Position : Senior Data Engineer (AWS / GCP)

Work Location : Pune

Mode : Work from office

Description :

The Senior Data Engineer will be responsible for designing, building, and maintaining high-performance, scalable data pipelines to support our consulting and analytics solutions. The Senior Data Engineer will work with cross-functional teams to develop and implement data models, ETL processes, and data warehousing solutions.

Responsibilities :

- Create and maintain optimal Data Lake setup.

- Assemble large and complex data sets that meet functional / non-functional business requirements.

- Identify, design, and implement internal process improvements : automating manual processes, optimizing data delivery, re-designing infrastructure for greater scalability, etc.

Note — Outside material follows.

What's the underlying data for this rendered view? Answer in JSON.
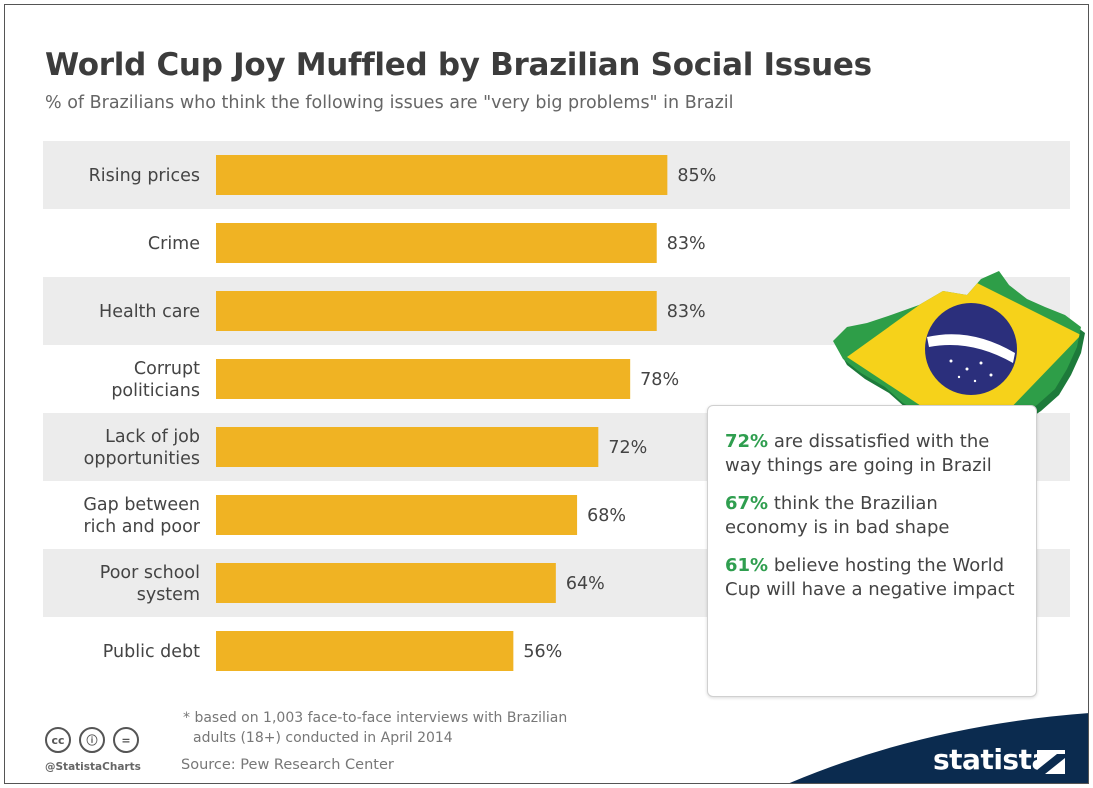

- Build the infrastructure required for optimal extraction, transformation, and loading of data from a wide variety of data sources using SQL.

- Advanced working SQL knowledge and experience working with relational databases, query authoring (SQL) as well as working familiarity with a variety of databases.

- Experience building and optimizing big data data pipelines, architectures and data sets.

- Experience performing root cause analysis on internal and external data and processes to answer specific business questions and identify opportunities for improvement.

- Build processes supporting data transformation, data structures, metadata, dependency and workload management.

- Working knowledge of message queuing, stream processing, and highly scalable big data data stores.

- Strong project management and organizational skills.

- Experience supporting and working with cross-functional teams in a dynamic environment.

Technical Expertise :

- 5+ years experience in Data Analytics / Data Engineering

- Experience with Data Analytics services like EMR, Glue, Athena, Kinesis, MSK, Elasticsearch, Quicksight and Redshift.

- Experience with Data Lake setup and Data warehouse on AWS/GCP.

- Experience with big data tools : Hadoop, Spark, Kafka, Hive etc.

- Experience with relational SQL and NoSQL databases, including Postgres and Cassandra.

- Experience with data pipeline and workflow management tools : Azkaban, Luigi, Airflow, etc.

- Experience with stream-processing systems : Storm, Spark-Streaming, etc.

- Experience with object-oriented/object function scripting languages : Python, Scala, etc

- Experience with setting up HPC (High Performance Computing)

- Experience working with cloud platforms (e.g. AWS, Azure, Google Cloud) and knowledge of machine learning concepts and algorithms are also desirable qualifications.